On 4/16/2013 11:40 PM, Stephen Gallagher wrote:
In the default configuration of SSSD, we create 10,000 slices, each
capable of handling up to 200,000 IDs. When we see a new user/group
objectSID, we parse it into two pieces; the first seven components of
data in the objectSID (S-1-5-21-1289899112-135578405-1515013291)
identifies the domain that the user belongs to. What we do is take
this value and pass it through a hashing function. This hashing
function will give us a predictable slice ID, one of the 10,000 slices
we created at startup. This slice ID defines the base value for
UIDs/GIDs in that domain. So if your domain hashes to slice 20, in the
default configuration this means that the base ID value would be
(200,000 + 20*200,000) (ldap_idmap_range_min plus twenty times the
ldap_idmap_range_size value). or: 4200000
I'm guessing that you modified the idmap_range_min to be 100000
instead of the default 200000 (like I had originally recommended), and
that's why your range was starting at 4100000
Once we have the base ID value identified by the hashing algorithm, we
look at the remaining part of the objectSID, which is called the RID
(relative ID). We take this number and just use it as an offset from
the base ID value. So the end result is base_value + RID.

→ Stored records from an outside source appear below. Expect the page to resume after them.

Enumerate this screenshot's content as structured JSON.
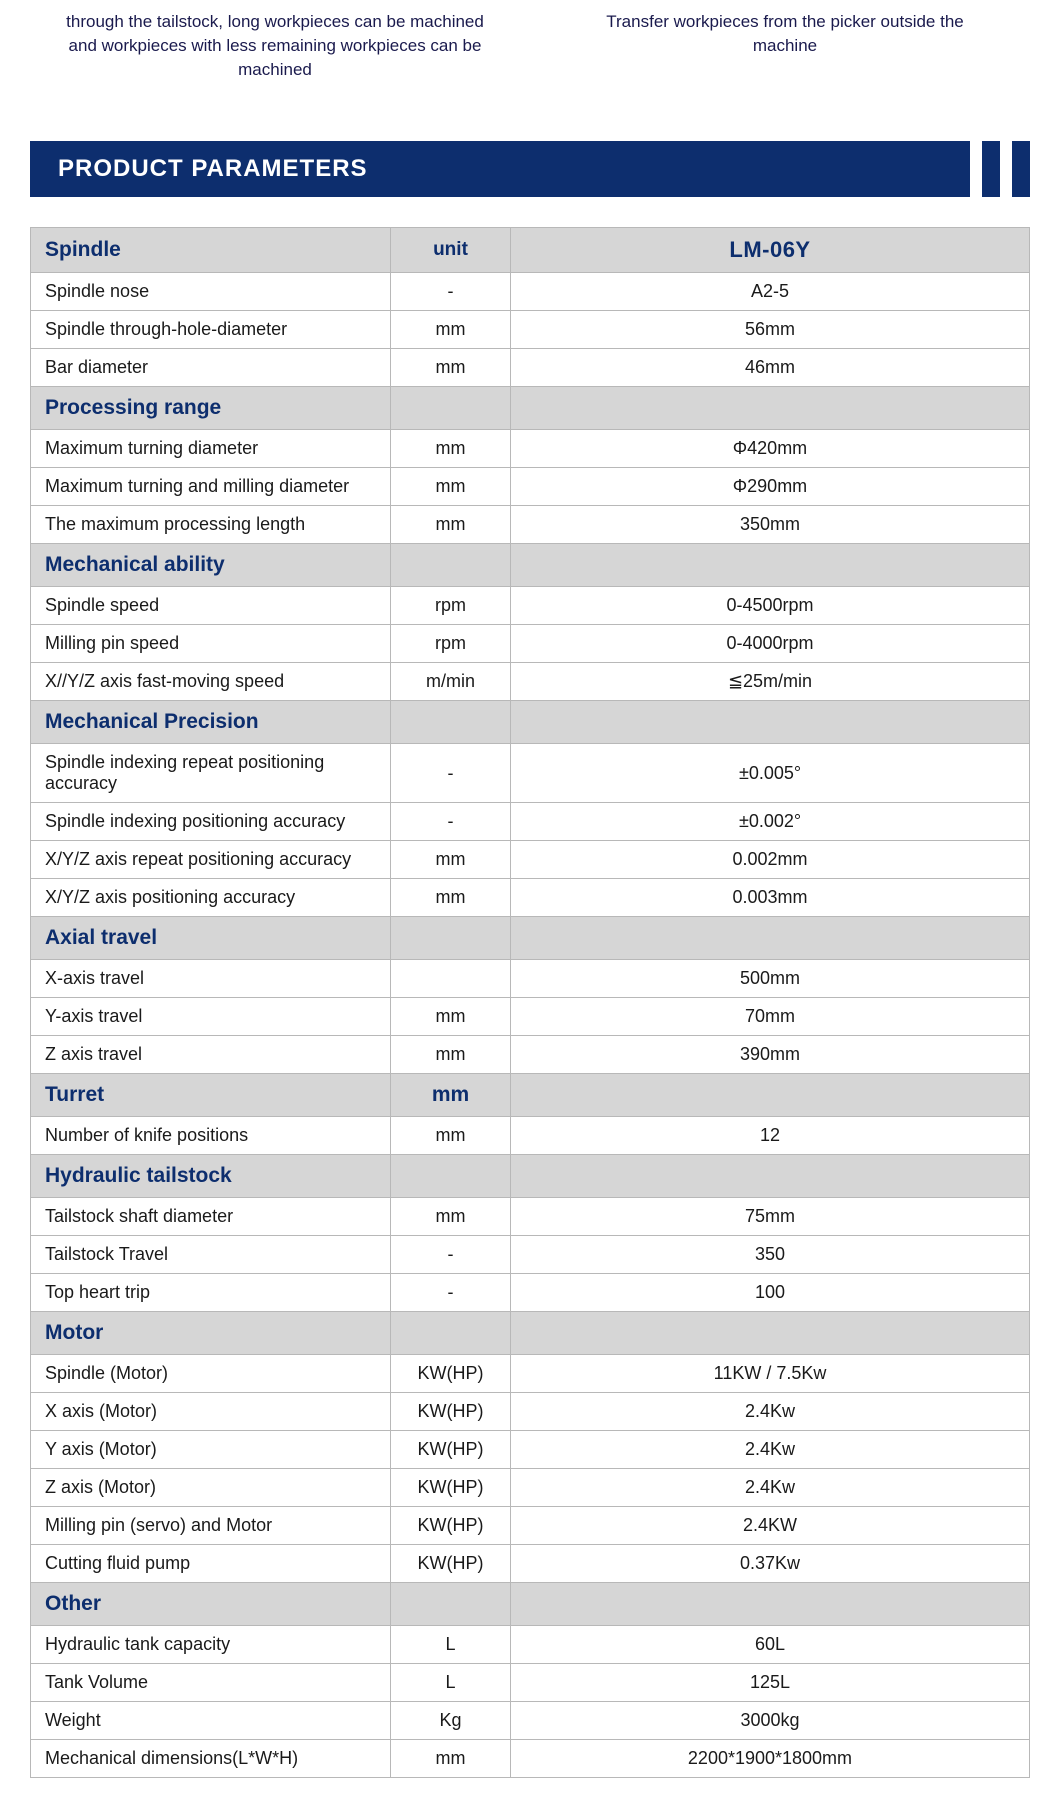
{
  "top_descriptions": {
    "left": "through the tailstock, long workpieces can be machined and workpieces with less remaining workpieces can be machined",
    "right": "Transfer workpieces from the picker outside the machine"
  },
  "section_title": "PRODUCT PARAMETERS",
  "colors": {
    "header_bg": "#0d2e6e",
    "header_text": "#ffffff",
    "section_bg": "#d6d6d6",
    "section_text": "#0d2e6e",
    "border": "#b8b8b8",
    "body_text": "#1a1a1a",
    "top_desc_text": "#1a1a4d"
  },
  "table": {
    "header": {
      "label": "Spindle",
      "unit": "unit",
      "value": "LM-06Y"
    },
    "sections": [
      {
        "title": null,
        "rows": [
          {
            "label": "Spindle  nose",
            "unit": "-",
            "value": "A2-5"
          },
          {
            "label": "Spindle  through-hole-diameter",
            "unit": "mm",
            "value": "56mm"
          },
          {
            "label": "Bar diameter",
            "unit": "mm",
            "value": "46mm"
          }
        ]
      },
      {
        "title": "Processing range",
        "rows": [
          {
            "label": "Maximum turning diameter",
            "unit": "mm",
            "value": "Φ420mm"
          },
          {
            "label": "Maximum turning and milling diameter",
            "unit": "mm",
            "value": "Φ290mm"
          },
          {
            "label": "The maximum processing length",
            "unit": "mm",
            "value": "350mm"
          }
        ]
      },
      {
        "title": "Mechanical ability",
        "rows": [
          {
            "label": "Spindle speed",
            "unit": "rpm",
            "value": "0-4500rpm"
          },
          {
            "label": "Milling pin speed",
            "unit": "rpm",
            "value": "0-4000rpm"
          },
          {
            "label": "X//Y/Z axis fast-moving speed",
            "unit": "m/min",
            "value": "≦25m/min"
          }
        ]
      },
      {
        "title": "Mechanical Precision",
        "rows": [
          {
            "label": "Spindle indexing repeat positioning accuracy",
            "unit": "-",
            "value": "±0.005°"
          },
          {
            "label": "Spindle indexing positioning accuracy",
            "unit": "-",
            "value": "±0.002°"
          },
          {
            "label": "X/Y/Z axis repeat positioning accuracy",
            "unit": "mm",
            "value": "0.002mm"
          },
          {
            "label": "X/Y/Z axis positioning accuracy",
            "unit": "mm",
            "value": "0.003mm"
          }
        ]
      },
      {
        "title": "Axial travel",
        "rows": [
          {
            "label": "X-axis travel",
            "unit": "",
            "value": "500mm"
          },
          {
            "label": "Y-axis travel",
            "unit": "mm",
            "value": "70mm"
          },
          {
            "label": "Z axis travel",
            "unit": "mm",
            "value": "390mm"
          }
        ]
      },
      {
        "title": "Turret",
        "title_unit": "mm",
        "rows": [
          {
            "label": "Number of knife positions",
            "unit": "mm",
            "value": "12"
          }
        ]
      },
      {
        "title": "Hydraulic tailstock",
        "rows": [
          {
            "label": "Tailstock shaft diameter",
            "unit": "mm",
            "value": "75mm"
          },
          {
            "label": "Tailstock Travel",
            "unit": "-",
            "value": "350"
          },
          {
            "label": "Top heart trip",
            "unit": "-",
            "value": "100"
          }
        ]
      },
      {
        "title": "Motor",
        "rows": [
          {
            "label": "Spindle (Motor)",
            "unit": "KW(HP)",
            "value": "11KW / 7.5Kw"
          },
          {
            "label": "X axis (Motor)",
            "unit": "KW(HP)",
            "value": "2.4Kw"
          },
          {
            "label": "Y axis (Motor)",
            "unit": "KW(HP)",
            "value": "2.4Kw"
          },
          {
            "label": "Z axis (Motor)",
            "unit": "KW(HP)",
            "value": "2.4Kw"
          },
          {
            "label": "Milling pin (servo) and Motor",
            "unit": "KW(HP)",
            "value": "2.4KW"
          },
          {
            "label": "Cutting fluid pump",
            "unit": "KW(HP)",
            "value": "0.37Kw"
          }
        ]
      },
      {
        "title": "Other",
        "rows": [
          {
            "label": "Hydraulic tank capacity",
            "unit": "L",
            "value": "60L"
          },
          {
            "label": "Tank Volume",
            "unit": "L",
            "value": "125L"
          },
          {
            "label": "Weight",
            "unit": "Kg",
            "value": "3000kg"
          },
          {
            "label": "Mechanical dimensions(L*W*H)",
            "unit": "mm",
            "value": "2200*1900*1800mm"
          }
        ]
      }
    ]
  }
}
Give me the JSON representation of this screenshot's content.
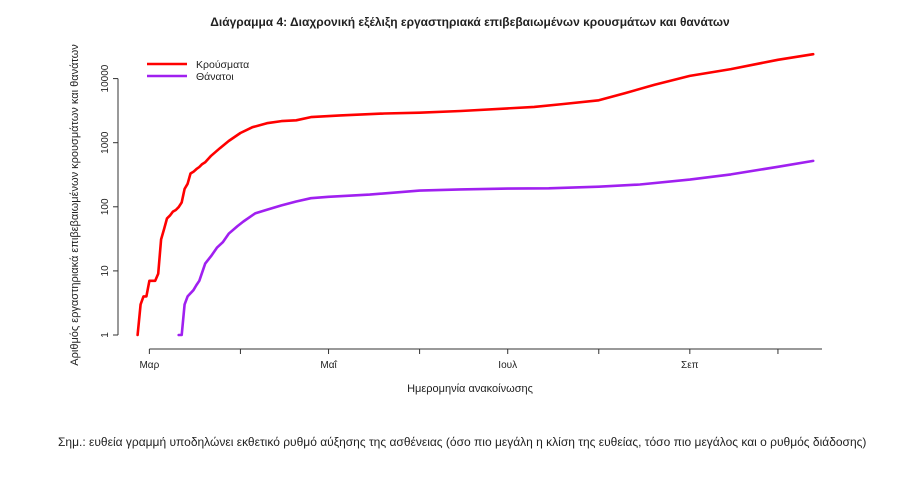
{
  "chart_data": {
    "type": "line",
    "title": "Διάγραμμα 4: Διαχρονική εξέλιξη εργαστηριακά επιβεβαιωμένων κρουσμάτων και θανάτων",
    "xlabel": "Ημερομηνία ανακοίνωσης",
    "ylabel": "Αριθμός εργαστηριακά επιβεβαιωμένων κρουσμάτων και θανάτων",
    "y_scale": "log",
    "ylim": [
      1,
      30000
    ],
    "y_ticks": [
      1,
      10,
      100,
      1000,
      10000
    ],
    "y_tick_labels": [
      "1",
      "10",
      "100",
      "1000",
      "10000"
    ],
    "xlim": [
      "2020-02-20",
      "2020-10-16"
    ],
    "x_ticks": [
      "2020-03-01",
      "2020-05-01",
      "2020-07-01",
      "2020-09-01"
    ],
    "x_tick_labels": [
      "Μαρ",
      "Μαΐ",
      "Ιουλ",
      "Σεπ"
    ],
    "grid": false,
    "legend_position": "top-left",
    "series": [
      {
        "name": "Κρούσματα",
        "color": "#ff0000",
        "points": [
          [
            "2020-02-26",
            1
          ],
          [
            "2020-02-27",
            3
          ],
          [
            "2020-02-28",
            4
          ],
          [
            "2020-02-29",
            4
          ],
          [
            "2020-03-01",
            7
          ],
          [
            "2020-03-03",
            7
          ],
          [
            "2020-03-04",
            9
          ],
          [
            "2020-03-05",
            31
          ],
          [
            "2020-03-06",
            45
          ],
          [
            "2020-03-07",
            66
          ],
          [
            "2020-03-08",
            73
          ],
          [
            "2020-03-09",
            84
          ],
          [
            "2020-03-10",
            89
          ],
          [
            "2020-03-11",
            99
          ],
          [
            "2020-03-12",
            117
          ],
          [
            "2020-03-13",
            190
          ],
          [
            "2020-03-14",
            228
          ],
          [
            "2020-03-15",
            331
          ],
          [
            "2020-03-16",
            352
          ],
          [
            "2020-03-17",
            387
          ],
          [
            "2020-03-18",
            418
          ],
          [
            "2020-03-19",
            464
          ],
          [
            "2020-03-20",
            495
          ],
          [
            "2020-03-22",
            624
          ],
          [
            "2020-03-25",
            821
          ],
          [
            "2020-03-28",
            1061
          ],
          [
            "2020-04-01",
            1415
          ],
          [
            "2020-04-05",
            1735
          ],
          [
            "2020-04-10",
            2011
          ],
          [
            "2020-04-15",
            2170
          ],
          [
            "2020-04-20",
            2235
          ],
          [
            "2020-04-25",
            2506
          ],
          [
            "2020-05-05",
            2663
          ],
          [
            "2020-05-20",
            2850
          ],
          [
            "2020-06-01",
            2937
          ],
          [
            "2020-06-15",
            3121
          ],
          [
            "2020-07-01",
            3432
          ],
          [
            "2020-07-10",
            3622
          ],
          [
            "2020-07-20",
            4007
          ],
          [
            "2020-08-01",
            4587
          ],
          [
            "2020-08-10",
            5942
          ],
          [
            "2020-08-20",
            8000
          ],
          [
            "2020-09-01",
            10998
          ],
          [
            "2020-09-15",
            14041
          ],
          [
            "2020-10-01",
            19613
          ],
          [
            "2020-10-13",
            24000
          ]
        ]
      },
      {
        "name": "Θάνατοι",
        "color": "#a020f0",
        "points": [
          [
            "2020-03-11",
            1
          ],
          [
            "2020-03-12",
            1
          ],
          [
            "2020-03-13",
            3
          ],
          [
            "2020-03-14",
            4
          ],
          [
            "2020-03-16",
            5
          ],
          [
            "2020-03-17",
            6
          ],
          [
            "2020-03-18",
            7
          ],
          [
            "2020-03-20",
            13
          ],
          [
            "2020-03-22",
            17
          ],
          [
            "2020-03-24",
            23
          ],
          [
            "2020-03-26",
            28
          ],
          [
            "2020-03-28",
            38
          ],
          [
            "2020-03-31",
            50
          ],
          [
            "2020-04-02",
            59
          ],
          [
            "2020-04-06",
            79
          ],
          [
            "2020-04-10",
            90
          ],
          [
            "2020-04-15",
            105
          ],
          [
            "2020-04-20",
            121
          ],
          [
            "2020-04-25",
            136
          ],
          [
            "2020-05-01",
            143
          ],
          [
            "2020-05-15",
            155
          ],
          [
            "2020-06-01",
            179
          ],
          [
            "2020-06-15",
            187
          ],
          [
            "2020-07-01",
            192
          ],
          [
            "2020-07-15",
            194
          ],
          [
            "2020-08-01",
            206
          ],
          [
            "2020-08-15",
            223
          ],
          [
            "2020-09-01",
            266
          ],
          [
            "2020-09-15",
            320
          ],
          [
            "2020-10-01",
            420
          ],
          [
            "2020-10-13",
            520
          ]
        ]
      }
    ]
  },
  "note": {
    "text": "Σημ.: ευθεία γραμμή υποδηλώνει εκθετικό ρυθμό αύξησης της ασθένειας (όσο πιο μεγάλη η κλίση της ευθείας, τόσο πιο μεγάλος και ο ρυθμός διάδοσης)"
  }
}
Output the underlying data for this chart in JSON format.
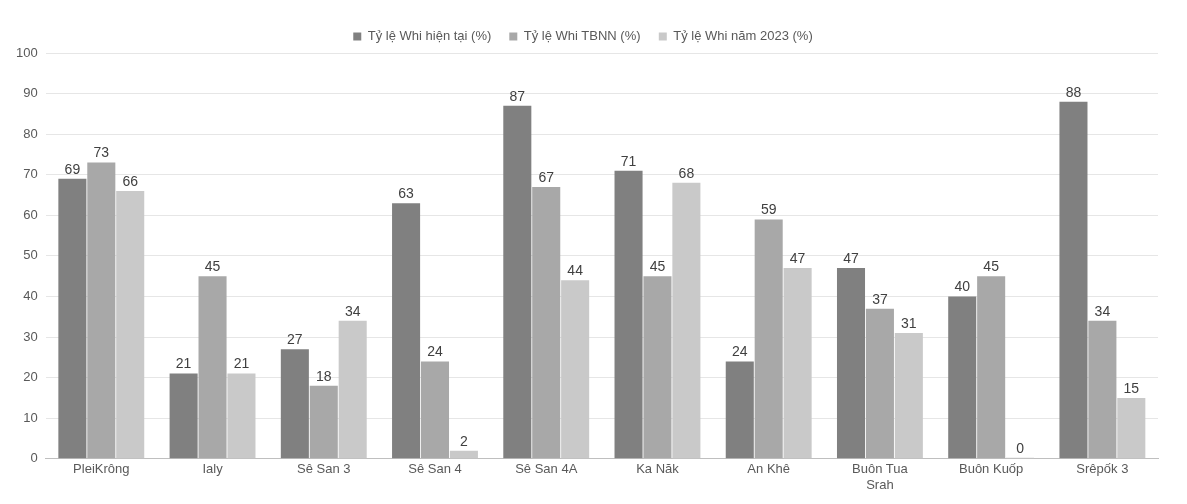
{
  "chart_data": {
    "type": "bar",
    "categories": [
      "PleiKrông",
      "Ialy",
      "Sê San 3",
      "Sê San 4",
      "Sê San 4A",
      "Ka Năk",
      "An Khê",
      "Buôn Tua Srah",
      "Buôn Kuốp",
      "Srêpốk 3"
    ],
    "series": [
      {
        "name": "Tỷ lệ Whi hiện tại (%)",
        "color": "#808080",
        "values": [
          69,
          21,
          27,
          63,
          87,
          71,
          24,
          47,
          40,
          88
        ]
      },
      {
        "name": "Tỷ lệ Whi TBNN (%)",
        "color": "#a8a8a8",
        "values": [
          73,
          45,
          18,
          24,
          67,
          45,
          59,
          37,
          45,
          34
        ]
      },
      {
        "name": "Tỷ lệ Whi năm 2023 (%)",
        "color": "#c9c9c9",
        "values": [
          66,
          21,
          34,
          2,
          44,
          68,
          47,
          31,
          0,
          15
        ]
      }
    ],
    "ylim": [
      0,
      100
    ],
    "yticks": [
      0,
      10,
      20,
      30,
      40,
      50,
      60,
      70,
      80,
      90,
      100
    ],
    "grid": "y",
    "legend": "top",
    "data_labels": true
  }
}
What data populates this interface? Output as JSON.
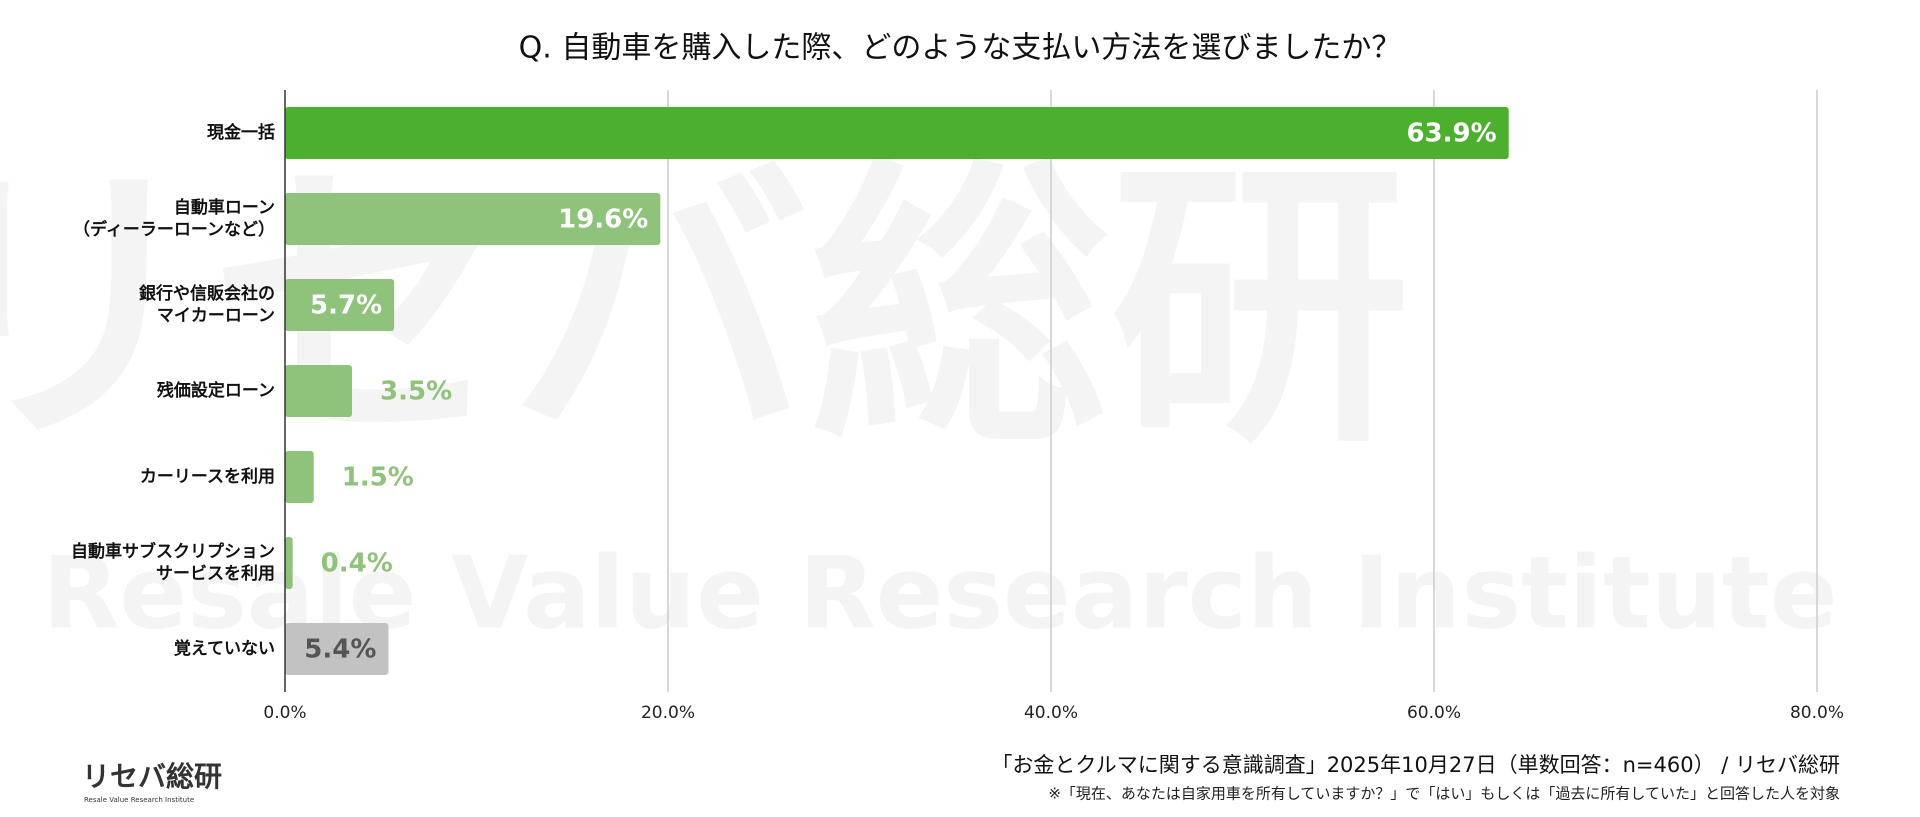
{
  "chart_data": {
    "type": "hbar",
    "title": "Q. 自動車を購入した際、どのような支払い方法を選びましたか？",
    "categories": [
      [
        "現金一括"
      ],
      [
        "自動車ローン",
        "（ディーラーローンなど）"
      ],
      [
        "銀行や信販会社の",
        "マイカーローン"
      ],
      [
        "残価設定ローン"
      ],
      [
        "カーリースを利用"
      ],
      [
        "自動車サブスクリプション",
        "サービスを利用"
      ],
      [
        "覚えていない"
      ]
    ],
    "values": [
      63.9,
      19.6,
      5.7,
      3.5,
      1.5,
      0.4,
      5.4
    ],
    "value_labels": [
      "63.9%",
      "19.6%",
      "5.7%",
      "3.5%",
      "1.5%",
      "0.4%",
      "5.4%"
    ],
    "colors": [
      "#4caf2d",
      "#8fc27b",
      "#8fc27b",
      "#8fc27b",
      "#8fc27b",
      "#8fc27b",
      "#c2c2c2"
    ],
    "xlim": [
      0,
      80
    ],
    "xticks": [
      {
        "value": 0,
        "label": "0.0%"
      },
      {
        "value": 20,
        "label": "20.0%"
      },
      {
        "value": 40,
        "label": "40.0%"
      },
      {
        "value": 60,
        "label": "60.0%"
      },
      {
        "value": 80,
        "label": "80.0%"
      }
    ],
    "grid": true,
    "source": "「お金とクルマに関する意識調査」2025年10月27日（単数回答：n=460） / リセバ総研",
    "note": "※「現在、あなたは自家用車を所有していますか？」で「はい」もしくは「過去に所有していた」と回答した人を対象",
    "logo": "リセバ総研",
    "logo_sub": "Resale Value Research Institute"
  }
}
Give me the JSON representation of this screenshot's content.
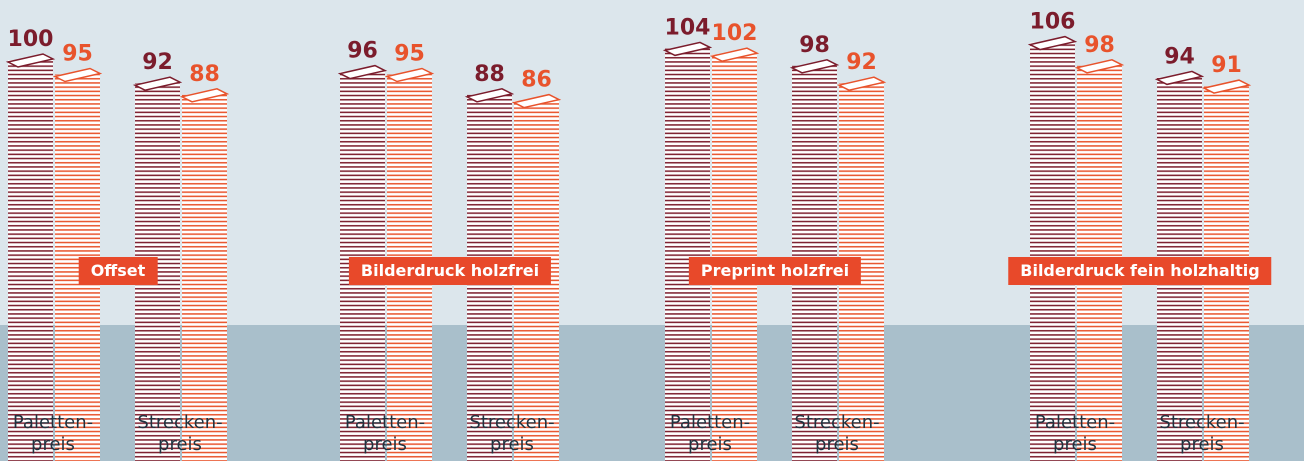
{
  "chart_data": [
    {
      "type": "bar",
      "title": "Offset",
      "categories": [
        "Paletten-\npreis",
        "Strecken-\npreis"
      ],
      "series": [
        {
          "color": "#7b1c2c",
          "values": [
            100,
            92
          ]
        },
        {
          "color": "#e8532c",
          "values": [
            95,
            88
          ]
        }
      ]
    },
    {
      "type": "bar",
      "title": "Bilderdruck holzfrei",
      "categories": [
        "Paletten-\npreis",
        "Strecken-\npreis"
      ],
      "series": [
        {
          "color": "#7b1c2c",
          "values": [
            96,
            88
          ]
        },
        {
          "color": "#e8532c",
          "values": [
            95,
            86
          ]
        }
      ]
    },
    {
      "type": "bar",
      "title": "Preprint holzfrei",
      "categories": [
        "Paletten-\npreis",
        "Strecken-\npreis"
      ],
      "series": [
        {
          "color": "#7b1c2c",
          "values": [
            104,
            98
          ]
        },
        {
          "color": "#e8532c",
          "values": [
            102,
            92
          ]
        }
      ]
    },
    {
      "type": "bar",
      "title": "Bilderdruck fein holzhaltig",
      "categories": [
        "Paletten-\npreis",
        "Strecken-\npreis"
      ],
      "series": [
        {
          "color": "#7b1c2c",
          "values": [
            106,
            94
          ]
        },
        {
          "color": "#e8532c",
          "values": [
            98,
            91
          ]
        }
      ]
    }
  ]
}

When you tweak the size of the idmap_range_*, it alters the total
number of slices that are available to the configuration, which means
that the hashing algorithm will end up returning a different slice
value. (In technical terms, after we hash the domain SID, we take its
modulus with the total available slices in order to figure out which
slice to assign it).
Thank you Stephen, that was very thorough and informative, much appreciated!
One additional question for you regarding how collisions are handled.
Reading the man page, I understand how they can happen, but I am not
understanding how configuring a default domain to ensure at least one is
always consistent in the slice it is given resolves the issue.
For arguments sake, if we have default domain "A", and normal domain
as slice 0 and 1 respectively on both clients 1 and 2, and then domain C
on client 1 and domain D on client 2 collide with their hash and are
both given the next available slice, slice 2, it seems like we would
still have a problem.
Where am I going wrong in my understanding of the scenario?